The Portuguese Diaspora in Bengal: Luso-Indians and Bengali Catholics
Posted on : May 5, 2019Author : AGA Admin
Walking down Brabourne Road in Central Calcutta and struggling to keep bearing amidst the rushing porters, vendors, sales persons, and the blinding traffic, one just needs to turn left to enter a different world. It’s the Portuguese Church Street, the pavements mostly dotted with rows of colourful soft toys lined up for sale. Right behind the colour spectrum, stands the Holy Rosary Cathedral—a place she has been occupying since 1799. The Church and the Street much akin to the three Jewish Synagogues located right across the Brabourne Road in
Pollock Street, stand witness to the remarkable multicultural heritage that Calcutta was once synonymous with. The Cathedral belonging to the order of Roman Catholic Archdiocese and constructed through endowments of wealthy Baretto brothers in the mid-18 th century signifies considerable Portuguese presence and interest in the city. Like the Dutch or the British, the Portuguese historically shared a commercial connect with Calcutta though unlike the other
foreign traders, they were the first to receive a permission to trade and carry out missionary activities on the Bengal soil when in 1579 Emperor Akbar granted them the right through an official firman.
They subsequently established their first church in 1599 on the banks of river Hooghly in Bandel which came to be known as Bandel Basilica and were assumed to have carried out forceful conversion of people in the region. The initial converts were mostly Hindus and one of the most prominent converts of the period was the young prince Bhushan of Dacca who was re-christened as Dom Antonio de Rozario. He remains significant in the Portuguese
annals of Bengal for having composed the first treatise on the relationship between Hinduism and Christianity, known as Brāhman Kyāthalik Saṃbād and is also believed to have converted a substantial number of Hindus to Christianity.

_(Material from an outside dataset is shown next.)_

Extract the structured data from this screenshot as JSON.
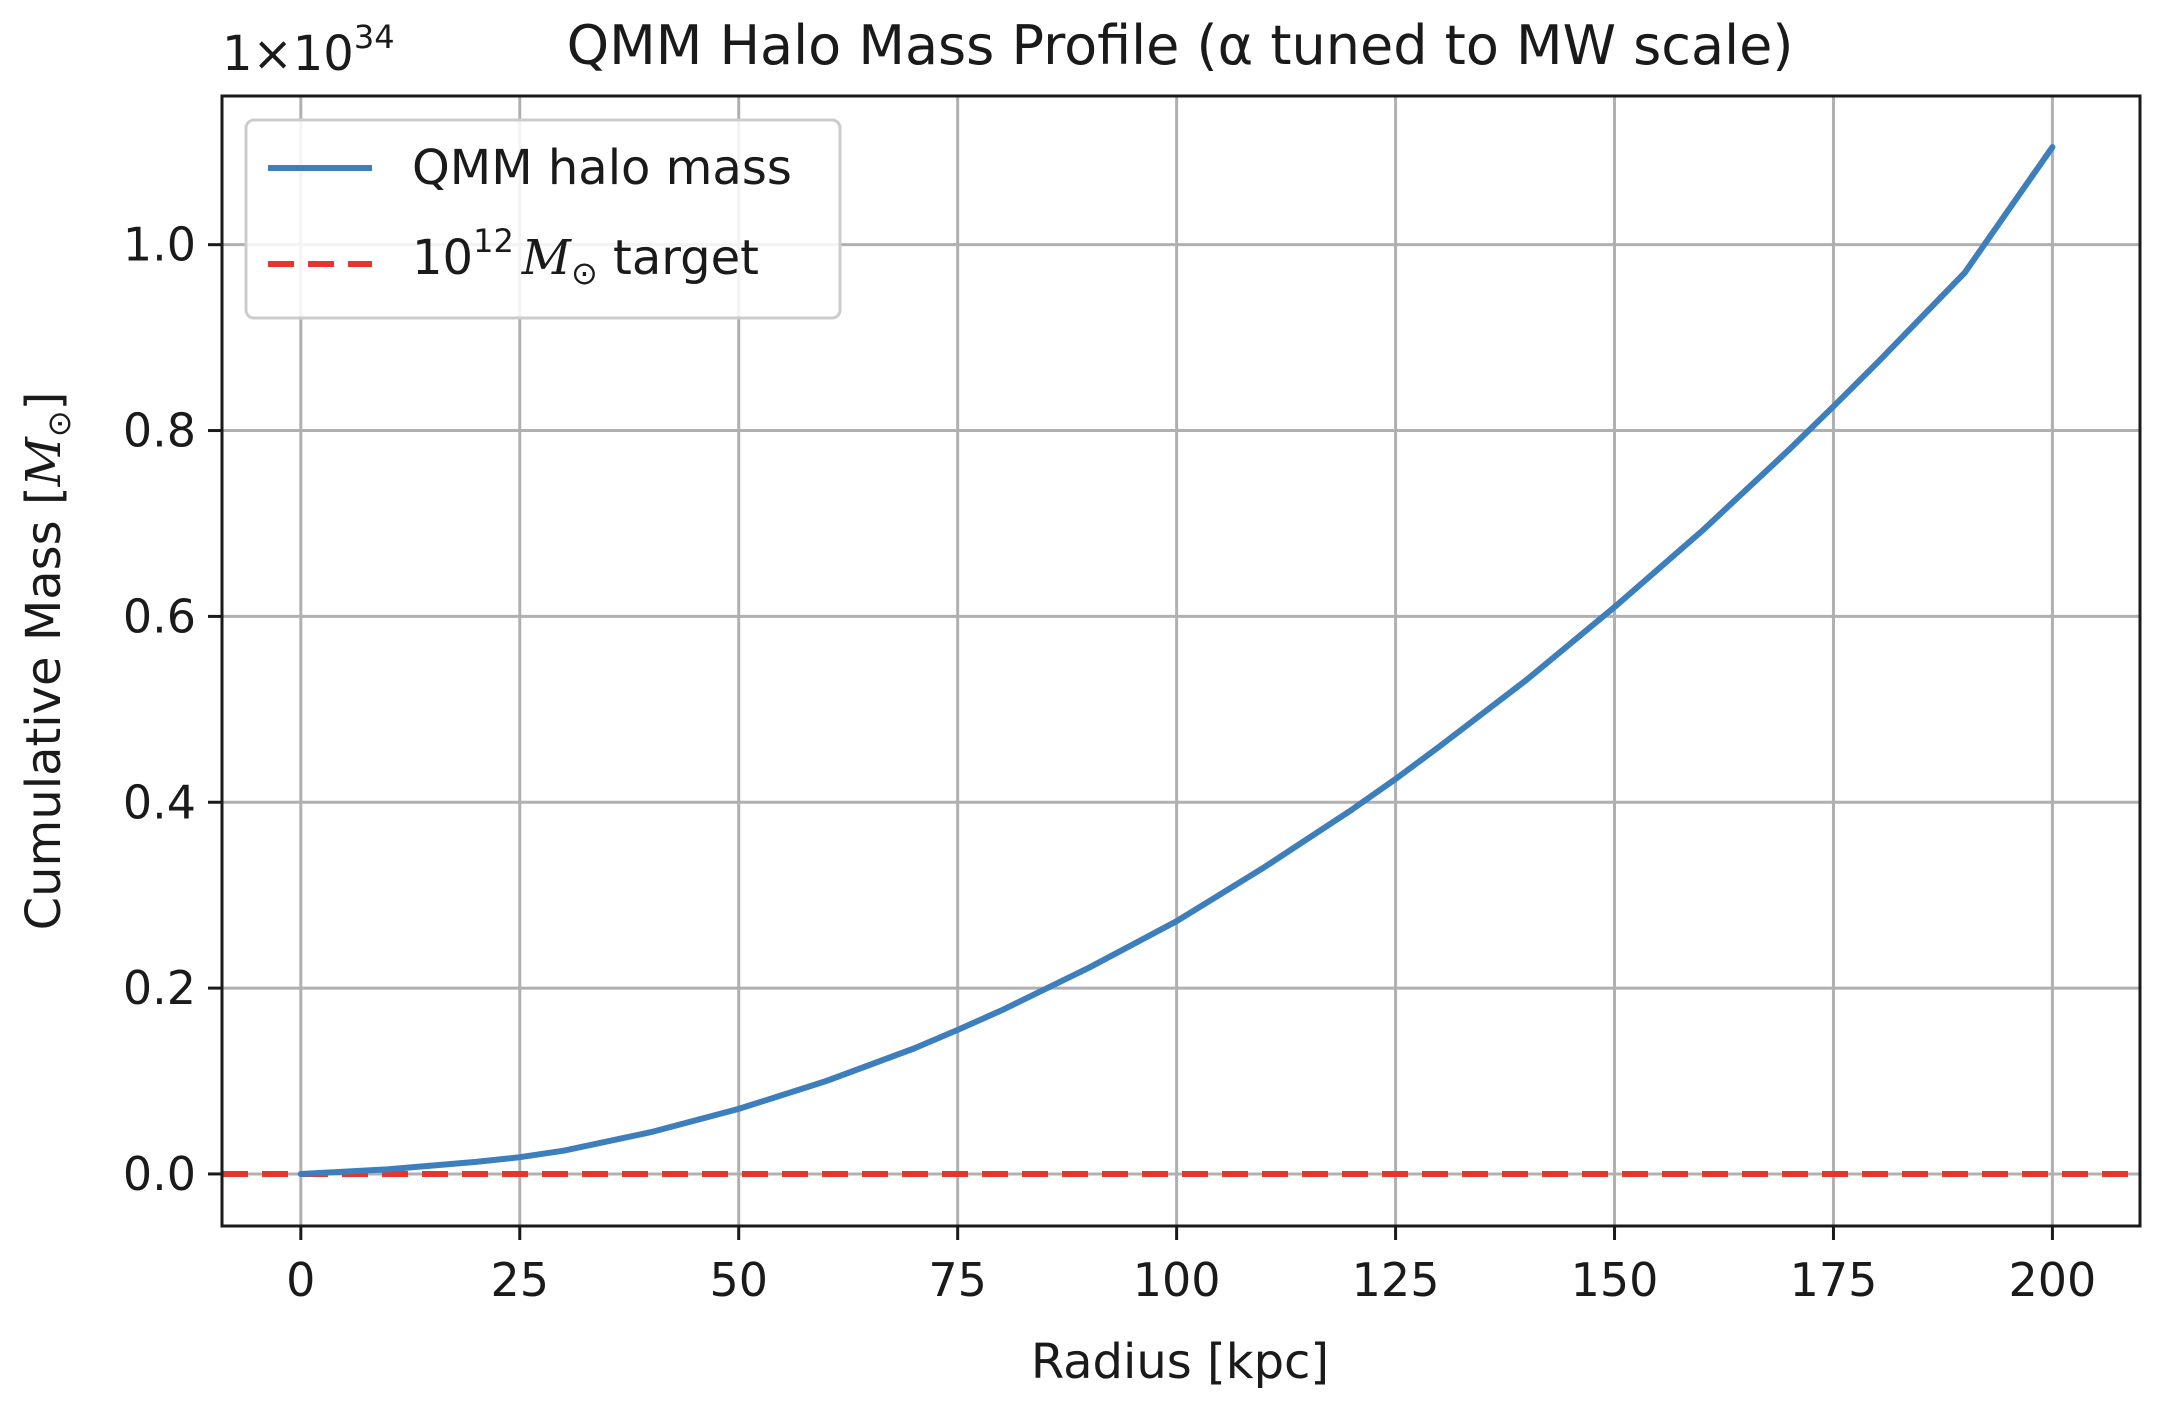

Bandel, a small town of Hooghly district which witnesses an incessant traffic of modern tourists of both Christian and non-Christian persuasions who throng to visit the Bandel Basilica as also taste the unique Bandel Cheese (Johnson & Johnson in New Market beingone of the oldest stockists of this particular delicacy in Calcutta) had emerged as the epicentre of the Catholic Portuguese community of Bengal as early as the 16 th century. The Portuguese following the directives laid down by Albuquerque, the Portuguese governor of India, believed that in order to establish an unassailable bond with their homeland, there was need to convert the local inhabitants, rechristen them with Portuguese names and religion and even enter into marriage alliances with the ‘native’ Indians. Intermarriage was deemed important to establish a local support base and the ability to marry ‘natives’ was once considered to be a matter of great honour as only Portuguese men of high valour could marry Indian women of
respectable families once they embraced Christianity. It cannot be ascertained how extensively this policy was followed in the rest of Bengal, but several marriages between Portuguese and non-Portuguese Indian women did take place in Bandel. Instances of Indians being converted to Christianity by Portuguese missionaries and thus taking Portuguese names as also of Indians receiving economic sponsorships from the Portuguese and adopting
Portuguese names voluntarily, as a mark of respect for their benefactor, were common. Such processes gradually led to the growth of an indigenous Catholic community in Bengal with its nerve centre being Bandel, Hooghly.
By the 18 th century, descendants of the original Portuguese diaspora in Bengal began to enjoy a distinct presence and came to be known as the Portuguese (colloquially ferenghis/topasses). However simultaneously many native Indians who had experienced conversion by the Portuguese missionaries and given Portuguese names were also called Portuguese (colloquially known as kala ferenghis). This gave rise to a state of confusion as it became increasingly difficult to ascertain the actual inheritor of the Portuguese legacy among the “original” Portuguese descendants and those who were of Indian ancestry but also identified themselves as Portuguese. To distinguish, the descendants of the Portuguese came to be called Luso-Indians and others of Indian ancestry henceforth became known as Bengali Catholics.
Their social status and acceptance experienced further changes with the coming of the British to Hooghly and Bengal. With the subsequent development of the Anglo-Indian Community, the Luso-Indians began to be referred as Eurasians and they later lost their separate presence and merged with the Anglo-Indian Community of Bengal. One of the factors responsible for such merger and loss of separate identity of the Luso-Indians was historical. As the
Portuguese lost control over Bandel to the British, there was a steady migration of the Luso-Indians from Bandel to Calcutta, the new political capital of British India. The Luso-Indians eventually became part of the cosmopolitan matrix of contemporary Calcutta thus loosing their unique Portuguese lineage and came to be known merely as Eurasians / Anglo-Indians. One of the Portuguese luminaries of Calcutta was Henry Louis Vivian Derozio—the leading light of ‘Young Bengal’ and a path blazer who was born in modern Entally area of Calcutta in 1809 and his family name was De Rozario.